At length he stood before the old church that had been the arena of his struggles and triumphs for the past ten years, and was destined to be for him the scene of a drama more thrilling than any he had known or dreamed in the past.

He passed into the auditorium, ascended the pulpit, and sat down in the armchair where but a few hours before he had held the gaze of thousands. The electric lights glimmering through the windows of the gable showed the empty pews in sharp outline.

“I wonder if they know when they go they sometimes leave my soul as empty and as lonely as those vacant pews? I give, give, give forever of thought, sympathy and life and never receive, until sometimes my heart cries to a passing dog for help!

“I’d build here to God a temple whose sheer beauty and glory would stop every huckster on the street, lift his eyes to heaven and melt his soul into tears. It must—it shall come to pass!”

He sat there for nearly two hours, dreaming of his plans of uplifting the city, and through the city as a centre reaching the Nation and its millions with pen and tongue of fire. Gradually the sense of isolation from self enveloped him, and the thought of human service challenged the highest reach of his powers.

He opened the face of his watch and felt the hands, a habit he had formed of telling the time in the dark. It was one o’clock.

He thought of his wife and their quarrel. He had forgotten it in larger thoughts, and his heart suddenly went out in pity to her. He had not meant what he said. He loved her in spite of all harsh words and bitter scenes. She was the mother of his two lovely children, a girl of ten and a boy of four. The idea of a night apart from her, he, and theirs came with a painful shock. He felt his strength and was ashamed that he had left her so cruelly. He hurried to the Twenty-third Street elevated station and boarded a car for his home.

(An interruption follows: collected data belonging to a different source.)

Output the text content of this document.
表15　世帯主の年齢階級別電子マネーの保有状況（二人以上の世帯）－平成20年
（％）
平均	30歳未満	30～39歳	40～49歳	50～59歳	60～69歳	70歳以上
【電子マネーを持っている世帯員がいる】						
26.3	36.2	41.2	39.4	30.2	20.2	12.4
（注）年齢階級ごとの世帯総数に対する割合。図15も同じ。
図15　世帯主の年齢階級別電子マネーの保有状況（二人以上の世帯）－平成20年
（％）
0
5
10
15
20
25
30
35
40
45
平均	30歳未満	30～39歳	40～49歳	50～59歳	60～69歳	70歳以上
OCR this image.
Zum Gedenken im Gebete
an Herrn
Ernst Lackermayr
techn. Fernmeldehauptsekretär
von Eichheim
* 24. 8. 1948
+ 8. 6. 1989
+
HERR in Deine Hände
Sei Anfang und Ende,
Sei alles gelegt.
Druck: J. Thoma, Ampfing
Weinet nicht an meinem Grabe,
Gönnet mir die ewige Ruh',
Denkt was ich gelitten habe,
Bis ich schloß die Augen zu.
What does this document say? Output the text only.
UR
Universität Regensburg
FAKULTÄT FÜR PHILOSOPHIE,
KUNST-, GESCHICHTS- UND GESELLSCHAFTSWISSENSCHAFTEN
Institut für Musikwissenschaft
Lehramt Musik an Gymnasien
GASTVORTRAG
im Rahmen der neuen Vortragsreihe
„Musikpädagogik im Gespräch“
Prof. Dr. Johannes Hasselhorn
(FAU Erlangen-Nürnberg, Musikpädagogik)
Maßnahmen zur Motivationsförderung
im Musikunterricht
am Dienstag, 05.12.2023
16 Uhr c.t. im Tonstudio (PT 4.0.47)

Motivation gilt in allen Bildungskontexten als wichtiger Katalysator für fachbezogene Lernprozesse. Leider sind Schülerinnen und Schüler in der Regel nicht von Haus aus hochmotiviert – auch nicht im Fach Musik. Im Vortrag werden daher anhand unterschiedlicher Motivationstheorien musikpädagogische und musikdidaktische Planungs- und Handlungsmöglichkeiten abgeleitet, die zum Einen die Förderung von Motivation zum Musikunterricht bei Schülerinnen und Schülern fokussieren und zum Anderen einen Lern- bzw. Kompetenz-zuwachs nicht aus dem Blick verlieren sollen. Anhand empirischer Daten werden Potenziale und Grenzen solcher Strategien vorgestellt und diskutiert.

When his wife recovered from the first horror of his leaving, she was angry. With a nervous laugh she went into the nursery, kissed the sleeping chil-dren and went to bed. She tossed the first hour, thinking of the quarrel and many sharp thrusts she might have given him. Perhaps she would renew the attack when he came in and attempted to make up. The clock struck eleven and she sprang up, walked to her window and looked out.

A great new fear began to brood over her soul.

“No, no, he could not have meant it—he is not a brute!” she cried, as she began to nervously clasp her hands and turn her wedding ring over and over again on her tapering finger, until it seemed a band of fire to her fevered nerves.